Human-AI Interaction

Research Staff

  • Professor Sakriani Sakti

    Professor
    Sakriani SAKTI

  • 大内 啓樹

    准教授:大内 啓樹

  • MEHMOOD Faisal

    助教:MEHMOOD Faisal

Research Areas

The Human-AI Interaction (HAI) Laboratory pursues research to enhance communication and collaboration between humans and artificial intelligence. This includes exploring speech, text, and image interactions, as well as the interplay between language and paralanguage. Using cutting-edge AI technologies like deep learning, our aim is to achieve successful synergy between humans and machines for a future of collaborative intelligence.

Fig.1
Fig.2

Multisensory Communicative AI

Natural communication involves not only auditory and visual sensory systems but also their interaction. The research focuses on developing technologies enabling communication mechanisms to listen, speak, and listen while speaking and visualizing. This includes advancements in automatic speech recognition (ASR), text-to-speech synthesis (TTS), image captioning (IC), image generation (IG), and machine speech chains in a multilingual, multi-talker, multimodal fashion. This encompasses linguistic code-switching, emotional nuances, spontaneous conversational context, incremental processing, and dynamic adaptation.

Spatial intelligence integrated language AI

The research emphasizes the comprehensive nature of the AI system's linguistic capabilities involved in natural language processing, including real-time language understanding, context-aware language generation, and human-like simultaneous speech translation that directly translates from speech to speech in real time, covering both linguistic and paralinguistic information.
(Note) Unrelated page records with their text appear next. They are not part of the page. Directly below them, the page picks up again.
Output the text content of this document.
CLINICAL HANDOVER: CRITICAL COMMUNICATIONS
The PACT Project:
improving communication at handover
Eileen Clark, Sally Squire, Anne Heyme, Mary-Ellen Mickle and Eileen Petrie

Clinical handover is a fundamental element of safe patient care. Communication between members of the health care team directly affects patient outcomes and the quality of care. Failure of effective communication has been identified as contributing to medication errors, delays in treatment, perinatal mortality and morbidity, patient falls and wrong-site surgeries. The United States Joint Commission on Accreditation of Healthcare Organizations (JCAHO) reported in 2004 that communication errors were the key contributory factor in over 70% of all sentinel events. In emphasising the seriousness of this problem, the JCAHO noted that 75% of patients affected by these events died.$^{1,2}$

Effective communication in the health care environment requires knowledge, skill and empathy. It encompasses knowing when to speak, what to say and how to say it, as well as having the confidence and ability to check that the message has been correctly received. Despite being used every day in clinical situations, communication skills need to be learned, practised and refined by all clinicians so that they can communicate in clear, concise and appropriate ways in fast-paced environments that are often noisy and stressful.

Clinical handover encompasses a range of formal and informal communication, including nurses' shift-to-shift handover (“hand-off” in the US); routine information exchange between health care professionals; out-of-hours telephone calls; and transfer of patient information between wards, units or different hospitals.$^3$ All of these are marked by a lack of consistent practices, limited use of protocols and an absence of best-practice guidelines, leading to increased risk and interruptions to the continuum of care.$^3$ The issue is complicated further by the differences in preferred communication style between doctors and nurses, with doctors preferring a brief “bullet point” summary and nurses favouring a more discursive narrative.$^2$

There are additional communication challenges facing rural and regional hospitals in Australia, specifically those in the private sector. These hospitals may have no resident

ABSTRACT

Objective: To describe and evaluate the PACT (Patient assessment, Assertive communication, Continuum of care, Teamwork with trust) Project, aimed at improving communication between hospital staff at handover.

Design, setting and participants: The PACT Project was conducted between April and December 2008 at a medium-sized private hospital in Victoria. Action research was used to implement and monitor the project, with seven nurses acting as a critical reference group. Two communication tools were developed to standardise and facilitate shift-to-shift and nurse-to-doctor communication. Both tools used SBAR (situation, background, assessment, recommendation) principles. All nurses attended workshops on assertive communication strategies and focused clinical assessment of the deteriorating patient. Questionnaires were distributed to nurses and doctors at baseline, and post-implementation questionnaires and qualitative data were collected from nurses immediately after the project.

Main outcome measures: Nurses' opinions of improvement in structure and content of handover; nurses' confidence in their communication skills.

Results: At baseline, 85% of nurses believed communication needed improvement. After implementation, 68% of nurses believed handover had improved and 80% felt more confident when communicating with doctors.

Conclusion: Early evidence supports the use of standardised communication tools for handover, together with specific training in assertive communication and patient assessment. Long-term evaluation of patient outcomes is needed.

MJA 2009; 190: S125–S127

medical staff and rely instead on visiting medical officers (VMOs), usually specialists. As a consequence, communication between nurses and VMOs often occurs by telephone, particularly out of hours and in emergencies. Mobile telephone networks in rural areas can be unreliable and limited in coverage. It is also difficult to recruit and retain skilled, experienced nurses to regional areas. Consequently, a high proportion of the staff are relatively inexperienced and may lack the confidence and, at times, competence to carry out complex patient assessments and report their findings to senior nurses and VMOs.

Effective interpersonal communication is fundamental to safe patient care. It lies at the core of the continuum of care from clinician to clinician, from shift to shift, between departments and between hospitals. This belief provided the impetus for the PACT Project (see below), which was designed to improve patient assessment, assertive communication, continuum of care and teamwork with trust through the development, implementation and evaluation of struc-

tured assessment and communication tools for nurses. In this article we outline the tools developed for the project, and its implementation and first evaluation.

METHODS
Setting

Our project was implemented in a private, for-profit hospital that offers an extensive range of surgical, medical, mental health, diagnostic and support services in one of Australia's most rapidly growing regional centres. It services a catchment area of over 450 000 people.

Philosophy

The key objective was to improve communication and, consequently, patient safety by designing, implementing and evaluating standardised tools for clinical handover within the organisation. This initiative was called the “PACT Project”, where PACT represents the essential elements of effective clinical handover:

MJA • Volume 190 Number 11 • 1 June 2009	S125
Additionally, it focuses on the integration of geospatial capabilities for geographical context analysis and interpretation, thus expanding the AI system's capabilities to include not only linguistic understanding but also location-aware context comprehension.

Diverse Interactive AI

The research encompasses a wide range of technologies to enhance interaction between humans and machines. This includes developing interactive avatars and tele-existence systems, intelligent dialog systems, view-sharing systems, and integrating VR/AR technologies to create seamless and immersive interactions and collaborations. Moreover, the exploration of new interfaces and modalities contributes to a deeper understanding of human cognition and machine learning capabilities in interactive environments.

Representation Learning and Developmental AI

The research area focuses on deep learning techniques inspired by human-like learning processes. This includes zero-resourced speech technology for infant learning emulation, unsupervised/semi-supervised learning, and model complexity reduction for low-computational resources, as well as never-ending learning, self-awareness and self-improvement mechanism. Additionally, it explores transfer learning and knowledge distillation for task improvement. The research also delves into universal information representation modeling, emphasizing multimodal and multilingual capabilities for efficient processing of diverse data sources and languages by AI systems.

Key Features

We welcome students with enthusiasm and passion for human-AI interaction who are willing to actively devote themselves to research. We will focus not only on theoretical aspects but also on the practical applicability of technology. Our motto is to learn from humans and apply our results for the benefit of humanity.